1914-18 als Flüchtling in Wien. 1918 Rückkehr nach Czernowitz. Er absolvierte ein deutschsprachiges Gymnasium. Nach Erfüllung der zweijährigen Wehrpflicht in der rumänischen Armee Ende der 1920er Jahre nach Deutschland; Studium der Germanistik in Breslau; 1931 Studienabbruch und Rückkehr nach Czernowitz. Ab März 1932 Feuilleton- und Umbruchredakteur, Reporter und Korrektor der neu gegründeten Zeitung „Der Tag. Unabhängiges demokratisches Organ“ (Czernowitz), die 1935 wieder eingestellt werden musste. Ab August 1935 beim neu gegründeten „Czernowitzer Tagblatt. Unabhängiges Informationsblatt“ (Ende 1937 eingestellt). Nach 1938 Arbeit in der städtischen Bibliothek von Czernowitz.
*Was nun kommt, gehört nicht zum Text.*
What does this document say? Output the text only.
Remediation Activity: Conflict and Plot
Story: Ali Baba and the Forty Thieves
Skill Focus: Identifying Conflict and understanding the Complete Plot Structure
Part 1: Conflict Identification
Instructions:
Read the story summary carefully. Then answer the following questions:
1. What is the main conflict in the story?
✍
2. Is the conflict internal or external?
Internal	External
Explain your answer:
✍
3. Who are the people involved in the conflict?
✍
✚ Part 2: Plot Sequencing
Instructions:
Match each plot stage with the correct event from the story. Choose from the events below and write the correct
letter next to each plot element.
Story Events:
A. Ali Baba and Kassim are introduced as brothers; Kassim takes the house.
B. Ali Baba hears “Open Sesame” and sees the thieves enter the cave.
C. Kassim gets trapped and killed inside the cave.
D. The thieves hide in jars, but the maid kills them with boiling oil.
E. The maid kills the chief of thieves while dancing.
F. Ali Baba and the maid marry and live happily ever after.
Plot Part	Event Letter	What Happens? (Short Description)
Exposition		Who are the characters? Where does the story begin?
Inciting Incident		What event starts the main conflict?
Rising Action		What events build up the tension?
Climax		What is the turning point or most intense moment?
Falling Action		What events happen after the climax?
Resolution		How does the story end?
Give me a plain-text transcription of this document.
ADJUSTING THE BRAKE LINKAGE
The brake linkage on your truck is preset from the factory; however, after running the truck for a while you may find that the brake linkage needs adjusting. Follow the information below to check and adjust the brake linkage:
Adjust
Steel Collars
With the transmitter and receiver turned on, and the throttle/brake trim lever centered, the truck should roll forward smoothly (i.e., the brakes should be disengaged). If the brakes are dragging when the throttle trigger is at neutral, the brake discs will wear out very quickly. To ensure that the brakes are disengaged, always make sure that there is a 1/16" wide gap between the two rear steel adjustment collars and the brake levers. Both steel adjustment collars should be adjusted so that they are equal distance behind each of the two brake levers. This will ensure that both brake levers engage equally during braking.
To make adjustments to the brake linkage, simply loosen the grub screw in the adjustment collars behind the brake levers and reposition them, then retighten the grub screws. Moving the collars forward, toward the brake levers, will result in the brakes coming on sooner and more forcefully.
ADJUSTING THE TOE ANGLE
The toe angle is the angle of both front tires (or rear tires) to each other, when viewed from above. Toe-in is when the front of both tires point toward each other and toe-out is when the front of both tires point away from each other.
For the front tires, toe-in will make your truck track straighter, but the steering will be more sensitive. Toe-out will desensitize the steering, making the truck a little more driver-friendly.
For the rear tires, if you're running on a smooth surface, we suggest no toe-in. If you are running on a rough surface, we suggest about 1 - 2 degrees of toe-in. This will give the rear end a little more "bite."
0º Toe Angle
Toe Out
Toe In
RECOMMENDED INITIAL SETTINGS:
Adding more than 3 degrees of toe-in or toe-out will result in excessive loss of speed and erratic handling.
Kittner blieb nach der sowjetischen Besetzung der Nordbukowina 1940 in Czernowitz. Nach der Besetzung Czernowitz‘ durch rumänische und deutsche Truppen 1941 zunächst ghettoisiert, dann im Sommer 1942 mit seiner Frau und seiner Mutter nach Transnistrien deportiert; Zwangsarbeit in einem Steinbruch am Bug; Aufenthalt in den Lagern Tschetwertenowka, Demidowka, Obodowka. Im Frühling 1944 von der Roten Armee befreit; Rückkehr nach Czernowitz. Bei der Deportation waren umfangreiche unveröffentlichte Manuskripte Kittners verloren gegangen; er schrieb jedoch in den Todeslagern weiter („Reimchronik eines Deportierten“). Bereits im September 1944 erschienen drei Lagergedichte in der Zeitschrift „Internationale Literatur. Deutsche Blätter“ (Moskau).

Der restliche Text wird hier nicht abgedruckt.